Before you file bankruptcy, you probably have tons of unpaid debts. You might have many delinquencies, or even judgments. These debts are usually discharged when you file, meaning you are no longer obligated to pay them. This is very positive for your credit rating.

What can you do to help restore your credit? When you file bankruptcy you have to list all your debts. You are not allowed leave any out. However, a “debt” is a lender to whom you owe money. It is not a lender you have privileges with.

To put it another way, you do not have to include zero balance credit cards in your bankruptcy. These creditors will not find out about your bankruptcy for a while after you file (usually when it appears on your credit report.) They have the option of cancelling your privileges at that time, but most likely they will not. They know you have very little other debt, and will probably pay their debt on time on time every month.

Of course, the zero balance card has to be with an institution you do not owe any money to. You can’t keep one Bank of America credit card and bankrupt another- because as soon as Bank of America gets the notice of the bankruptcy they will delete all your accounts. But if you have a zero balance card with Capitol One, and no debt with Capitol One, most likely you will be able to use that card (with a limited credit limit) after you file.

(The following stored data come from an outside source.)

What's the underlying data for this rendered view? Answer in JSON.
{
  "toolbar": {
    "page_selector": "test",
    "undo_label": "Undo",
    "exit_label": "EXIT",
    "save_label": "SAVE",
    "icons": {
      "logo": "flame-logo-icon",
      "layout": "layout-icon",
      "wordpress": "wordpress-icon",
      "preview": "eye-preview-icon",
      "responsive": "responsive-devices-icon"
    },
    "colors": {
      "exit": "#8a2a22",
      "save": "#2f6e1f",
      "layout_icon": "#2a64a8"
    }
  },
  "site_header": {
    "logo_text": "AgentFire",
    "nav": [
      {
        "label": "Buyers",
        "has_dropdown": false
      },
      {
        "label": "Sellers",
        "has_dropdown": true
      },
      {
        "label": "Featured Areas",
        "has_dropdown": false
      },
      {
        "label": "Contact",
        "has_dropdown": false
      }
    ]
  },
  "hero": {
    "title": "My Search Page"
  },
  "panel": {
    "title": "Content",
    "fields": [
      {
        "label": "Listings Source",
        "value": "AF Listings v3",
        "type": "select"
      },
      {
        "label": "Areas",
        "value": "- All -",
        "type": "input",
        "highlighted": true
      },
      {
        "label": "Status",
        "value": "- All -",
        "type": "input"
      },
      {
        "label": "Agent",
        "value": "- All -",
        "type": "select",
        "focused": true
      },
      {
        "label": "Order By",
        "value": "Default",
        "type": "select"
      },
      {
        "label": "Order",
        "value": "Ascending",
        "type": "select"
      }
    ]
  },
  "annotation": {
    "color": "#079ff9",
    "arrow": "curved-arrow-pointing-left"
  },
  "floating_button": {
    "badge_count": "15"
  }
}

You cannot pay any single creditor more than $600 in the three months before you file. You wouldn’t want to anyway, because this would cost too much. But if you have old unused credit cards you might want to activate them before you file. A month after you file start making small monthly charges totaling $20 or $30. Be sure to pay the bills on time every month. In my experience this will definitely help you restore your credit.

You can also try and get new zero balance cards before you file. Capitol One and Credit One are big companies with liberal standards. Store cards, such as Target or Sear’s are usually fairly easy to acquire as well. Applying for the cards hurts your credit a little bit, but it’s probably worth it. If you apply for several cards in the same day each lender probably doesn’t know that you applied for other cards elsewhere. I have had many clients go to the mall on the weekend and apply for several cards at different stores, and it generally has worked fairly well.

Remember: you cannot use the cards before you file the bankruptcy. After you file you should use them a little bit, and pay the bills each and every month on time.

You can also get a secured card after you file. Using this arrangement, you agree to keep money in the lender’s bank. If you do not pay the card charges, the lender can seize the account. There is no risk to the lender, and your payment history will appear on your credit report. Capitol One and other banks provide this option.

It’s also fairly easy to get a car loan, although you may have to pay more in interest because of your credit history.

Note that this article addresses credit card debt, not qualifying for a mortgage. I will create another blog about this at a later time. Generally, bankruptcy filers often do qualify for mortgages. They usually have to wait at least one to four years, depending on the type of loan, the kind of bankruptcy, and their situation.